My reading of the Island political landscape is that the dissatisfaction with the Liberal government is so great that they ought to be heading for a drubbing in the next provincial election. But the latest polls show that the Progressive Conservatives, far from being able to exploit the situation, are actually losing support.
The blame primarily must fall on their leader and so she has resigned. However, many remember the unprecedented arrogance and disdain for democratic process displayed by the Binns government, and this may be a factor in forestalling a rush to the PCs.
Voters concerned about the abuse of power by parties with majorities will be forced to choose between the NDP or the Green Party. The likelihood of either of those parties electing a member is greatly diminished by vote splitting between them.

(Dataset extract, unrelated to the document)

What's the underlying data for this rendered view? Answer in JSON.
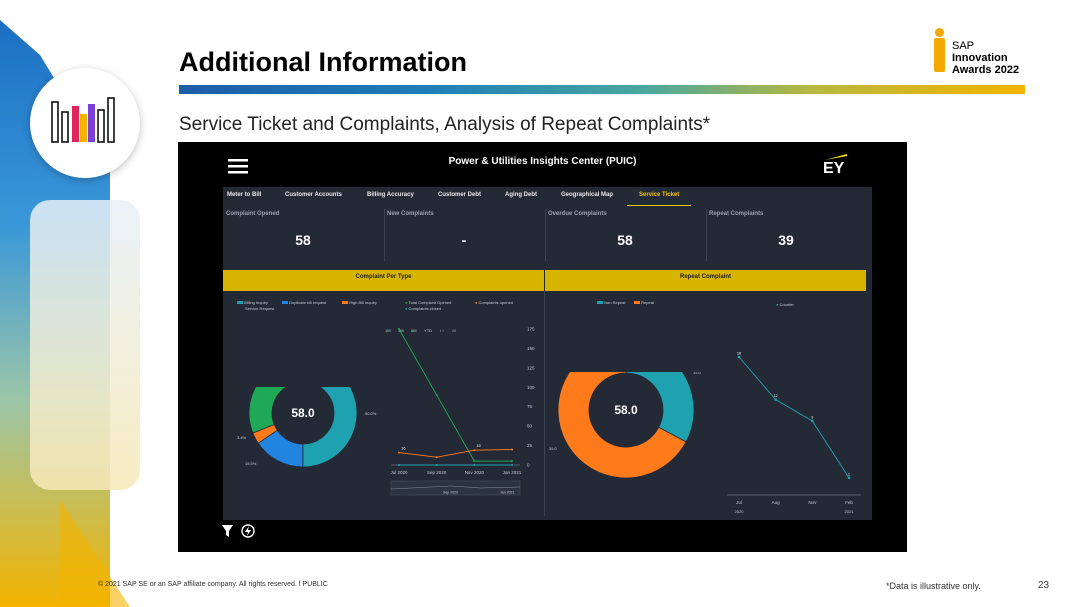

They could agree not to run candidates against each other in specific ridings or, more radically, merge. They won't. They are handcuffed by the same mentality as the corporate entities that they often find themselves in opposition to, namely: loyalty to the organization, fear of change and an inability to grasp what is ultimately best for society.

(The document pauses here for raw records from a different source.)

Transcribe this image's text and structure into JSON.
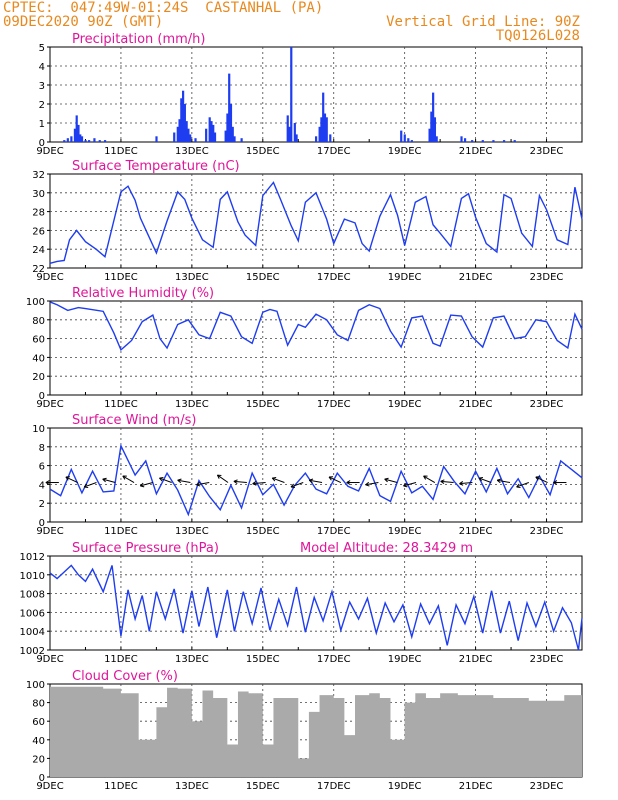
{
  "header": {
    "line1": "CPTEC:  047:49W-01:24S  CASTANHAL (PA)",
    "line2": "09DEC2020 90Z (GMT)",
    "grid_note": "Vertical Grid Line: 90Z",
    "code": "TQ0126L028"
  },
  "colors": {
    "header": "#e8891f",
    "title": "#e0169a",
    "line": "#1f3df0",
    "bar": "#1f3df0",
    "cloud": "#aaaaaa",
    "grid": "#444444"
  },
  "x_labels": [
    "9DEC",
    "11DEC",
    "13DEC",
    "15DEC",
    "17DEC",
    "19DEC",
    "21DEC",
    "23DEC"
  ],
  "chart_data": [
    {
      "type": "bar",
      "title": "Precipitation (mm/h)",
      "ylim": [
        0,
        5
      ],
      "yticks": [
        "0",
        "1",
        "2",
        "3",
        "4",
        "5"
      ],
      "x_unit": "days since 9DEC",
      "xlim": [
        0,
        15
      ],
      "x": [
        0.4,
        0.5,
        0.6,
        0.7,
        0.75,
        0.8,
        0.85,
        0.9,
        1.0,
        1.1,
        1.25,
        1.4,
        1.55,
        3.0,
        3.5,
        3.6,
        3.65,
        3.7,
        3.75,
        3.8,
        3.85,
        3.9,
        3.95,
        4.1,
        4.4,
        4.5,
        4.55,
        4.6,
        4.65,
        4.95,
        5.0,
        5.05,
        5.1,
        5.15,
        5.2,
        5.4,
        6.7,
        6.75,
        6.8,
        6.9,
        6.95,
        7.5,
        7.6,
        7.65,
        7.7,
        7.75,
        7.8,
        7.9,
        9.9,
        10.0,
        10.1,
        10.2,
        10.7,
        10.75,
        10.8,
        10.85,
        10.9,
        11.6,
        11.7,
        11.9,
        12.2,
        12.5,
        12.8,
        13.1
      ],
      "values": [
        0.1,
        0.2,
        0.3,
        0.7,
        1.4,
        0.9,
        0.4,
        0.3,
        0.1,
        0.1,
        0.2,
        0.1,
        0.1,
        0.3,
        0.5,
        0.8,
        1.2,
        2.3,
        2.7,
        2.0,
        1.1,
        0.7,
        0.4,
        0.2,
        0.7,
        1.3,
        1.1,
        0.9,
        0.5,
        0.6,
        1.5,
        3.6,
        2.0,
        0.8,
        0.3,
        0.2,
        1.4,
        0.8,
        5.0,
        1.0,
        0.4,
        0.3,
        0.8,
        1.3,
        2.6,
        1.5,
        1.3,
        0.4,
        0.6,
        0.4,
        0.2,
        0.1,
        0.7,
        1.6,
        2.6,
        1.3,
        0.3,
        0.3,
        0.2,
        0.1,
        0.1,
        0.1,
        0.1,
        0.1
      ]
    },
    {
      "type": "line",
      "title": "Surface Temperature (nC)",
      "ylim": [
        22,
        32
      ],
      "yticks": [
        "22",
        "24",
        "26",
        "28",
        "30",
        "32"
      ],
      "x_unit": "days since 9DEC",
      "xlim": [
        0,
        15
      ],
      "x": [
        0,
        0.2,
        0.4,
        0.55,
        0.75,
        1.0,
        1.3,
        1.55,
        2.0,
        2.2,
        2.4,
        2.55,
        3.0,
        3.3,
        3.6,
        3.8,
        4.0,
        4.3,
        4.6,
        4.8,
        5.0,
        5.3,
        5.5,
        5.8,
        6.0,
        6.3,
        6.5,
        6.8,
        7.0,
        7.2,
        7.5,
        7.8,
        8.0,
        8.3,
        8.6,
        8.8,
        9.0,
        9.3,
        9.6,
        9.8,
        10.0,
        10.3,
        10.6,
        10.8,
        11.0,
        11.3,
        11.6,
        11.8,
        12.0,
        12.3,
        12.6,
        12.8,
        13.0,
        13.3,
        13.6,
        13.8,
        14.0,
        14.3,
        14.6,
        14.8,
        15.0
      ],
      "values": [
        22.5,
        22.7,
        22.8,
        25.0,
        26.0,
        24.8,
        24.0,
        23.2,
        30.1,
        30.7,
        29.2,
        27.3,
        23.6,
        27.0,
        30.1,
        29.3,
        27.3,
        25.0,
        24.2,
        29.3,
        30.1,
        26.9,
        25.5,
        24.4,
        29.7,
        31.1,
        29.3,
        26.5,
        24.9,
        29.0,
        30.0,
        27.2,
        24.6,
        27.2,
        26.8,
        24.6,
        23.8,
        27.5,
        29.8,
        27.6,
        24.4,
        29.0,
        29.6,
        26.6,
        25.7,
        24.3,
        29.4,
        29.9,
        27.4,
        24.6,
        23.7,
        29.8,
        29.4,
        25.7,
        24.3,
        29.7,
        28.2,
        25.0,
        24.5,
        30.6,
        27.2
      ]
    },
    {
      "type": "line",
      "title": "Relative Humidity (%)",
      "ylim": [
        0,
        100
      ],
      "yticks": [
        "0",
        "20",
        "40",
        "60",
        "80",
        "100"
      ],
      "x_unit": "days since 9DEC",
      "xlim": [
        0,
        15
      ],
      "x": [
        0,
        0.2,
        0.5,
        0.8,
        1.0,
        1.5,
        1.8,
        2.0,
        2.3,
        2.6,
        2.9,
        3.1,
        3.3,
        3.6,
        3.9,
        4.2,
        4.5,
        4.8,
        5.1,
        5.4,
        5.7,
        6.0,
        6.2,
        6.4,
        6.7,
        7.0,
        7.2,
        7.5,
        7.8,
        8.1,
        8.4,
        8.7,
        9.0,
        9.3,
        9.6,
        9.9,
        10.2,
        10.5,
        10.8,
        11.0,
        11.3,
        11.6,
        11.9,
        12.2,
        12.5,
        12.8,
        13.1,
        13.4,
        13.7,
        14.0,
        14.3,
        14.6,
        14.8,
        15.0
      ],
      "values": [
        99,
        96,
        90,
        93,
        92,
        89,
        66,
        48,
        58,
        78,
        85,
        60,
        50,
        75,
        80,
        64,
        60,
        88,
        84,
        62,
        55,
        88,
        91,
        89,
        53,
        75,
        72,
        86,
        80,
        64,
        58,
        90,
        96,
        92,
        68,
        51,
        82,
        84,
        55,
        52,
        85,
        84,
        62,
        51,
        82,
        84,
        60,
        62,
        80,
        78,
        58,
        50,
        86,
        70
      ]
    },
    {
      "type": "line",
      "title": "Surface Wind (m/s)",
      "ylim": [
        0,
        10
      ],
      "yticks": [
        "0",
        "2",
        "4",
        "6",
        "8",
        "10"
      ],
      "x_unit": "days since 9DEC",
      "xlim": [
        0,
        15
      ],
      "x": [
        0,
        0.3,
        0.6,
        0.9,
        1.2,
        1.5,
        1.8,
        2.0,
        2.4,
        2.7,
        3.0,
        3.3,
        3.6,
        3.9,
        4.2,
        4.5,
        4.8,
        5.1,
        5.4,
        5.7,
        6.0,
        6.3,
        6.6,
        6.9,
        7.2,
        7.5,
        7.8,
        8.1,
        8.4,
        8.7,
        9.0,
        9.3,
        9.6,
        9.9,
        10.2,
        10.5,
        10.8,
        11.1,
        11.4,
        11.7,
        12.0,
        12.3,
        12.6,
        12.9,
        13.2,
        13.5,
        13.8,
        14.1,
        14.4,
        14.7,
        15.0
      ],
      "values": [
        3.5,
        2.8,
        5.6,
        3.1,
        5.4,
        3.2,
        3.3,
        8.1,
        5.0,
        6.5,
        3.0,
        5.2,
        3.4,
        0.8,
        4.4,
        2.7,
        1.3,
        3.9,
        1.5,
        5.2,
        2.9,
        4.0,
        1.8,
        3.9,
        5.2,
        3.5,
        3.0,
        5.2,
        3.8,
        3.3,
        5.7,
        2.8,
        2.2,
        5.4,
        3.1,
        3.8,
        2.4,
        5.9,
        4.3,
        3.0,
        5.4,
        3.2,
        5.7,
        3.0,
        4.6,
        2.6,
        4.9,
        2.9,
        6.5,
        5.6,
        4.7
      ]
    },
    {
      "type": "line",
      "title": "Surface Pressure (hPa)",
      "annotation": "Model Altitude: 28.3429 m",
      "ylim": [
        1002,
        1012
      ],
      "yticks": [
        "1002",
        "1004",
        "1006",
        "1008",
        "1010",
        "1012"
      ],
      "x_unit": "days since 9DEC",
      "xlim": [
        0,
        15
      ],
      "x": [
        0,
        0.2,
        0.4,
        0.6,
        0.8,
        1.0,
        1.2,
        1.5,
        1.75,
        2.0,
        2.2,
        2.4,
        2.6,
        2.8,
        3.0,
        3.25,
        3.5,
        3.75,
        4.0,
        4.2,
        4.45,
        4.7,
        5.0,
        5.2,
        5.45,
        5.7,
        5.95,
        6.2,
        6.45,
        6.7,
        6.95,
        7.2,
        7.45,
        7.7,
        7.95,
        8.2,
        8.45,
        8.7,
        8.95,
        9.2,
        9.45,
        9.7,
        9.95,
        10.2,
        10.45,
        10.7,
        10.95,
        11.2,
        11.45,
        11.7,
        11.95,
        12.2,
        12.45,
        12.7,
        12.95,
        13.2,
        13.45,
        13.7,
        13.95,
        14.2,
        14.45,
        14.7,
        14.9,
        15.0
      ],
      "values": [
        1010.2,
        1009.6,
        1010.3,
        1011.0,
        1010.0,
        1009.3,
        1010.6,
        1008.2,
        1011.0,
        1003.5,
        1008.4,
        1005.3,
        1007.8,
        1004.0,
        1008.2,
        1005.3,
        1008.5,
        1003.8,
        1008.3,
        1004.5,
        1008.7,
        1003.3,
        1008.4,
        1004.0,
        1008.2,
        1004.8,
        1008.6,
        1004.1,
        1007.4,
        1004.6,
        1008.7,
        1003.9,
        1007.6,
        1005.1,
        1008.2,
        1004.1,
        1007.1,
        1005.3,
        1007.5,
        1003.8,
        1007.0,
        1005.0,
        1006.8,
        1003.4,
        1006.9,
        1004.8,
        1006.7,
        1002.5,
        1006.8,
        1004.8,
        1007.7,
        1003.8,
        1008.3,
        1003.8,
        1007.2,
        1003.0,
        1007.0,
        1004.5,
        1007.1,
        1004.0,
        1006.5,
        1004.9,
        1002.0,
        1005.4
      ]
    },
    {
      "type": "bar",
      "title": "Cloud Cover (%)",
      "ylim": [
        0,
        100
      ],
      "yticks": [
        "0",
        "20",
        "40",
        "60",
        "80",
        "100"
      ],
      "x_unit": "days since 9DEC",
      "xlim": [
        0,
        15
      ],
      "x": [
        0,
        0.5,
        1.0,
        1.5,
        2.0,
        2.5,
        3.0,
        3.3,
        3.6,
        4.0,
        4.3,
        4.6,
        5.0,
        5.3,
        5.6,
        6.0,
        6.3,
        6.6,
        7.0,
        7.3,
        7.6,
        8.0,
        8.3,
        8.6,
        9.0,
        9.3,
        9.6,
        10.0,
        10.3,
        10.6,
        11.0,
        11.5,
        12.0,
        12.5,
        13.0,
        13.5,
        14.0,
        14.5
      ],
      "values": [
        97,
        97,
        97,
        95,
        90,
        40,
        75,
        96,
        95,
        60,
        93,
        85,
        35,
        92,
        90,
        35,
        85,
        85,
        20,
        70,
        88,
        85,
        45,
        88,
        90,
        85,
        40,
        80,
        90,
        85,
        90,
        88,
        88,
        85,
        85,
        82,
        82,
        88
      ]
    }
  ]
}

It is unfortunate because if they did co-operate in defiance of their federal overseers, they would be sending a message across the country that people are prepared to take matters into their own hands in order to accomplish what is needed. Further, it would serve as a template for what must happen at the federal level in order to get rid of Harper.
If Justin Trudeau prevails in the federal Liberal leadership race, and wants to emulate his father in terms of brilliance and daring, upon election he would pay Thomas Mulcair a visit and have a very serious conversation about the futures of both their parties.
Locally, the Green Party and NDP should consider their responsibility to unite, rather than divide, the opposition to the elites that run the province. At the very minimum, they should co-operate to help elect their respective leaders.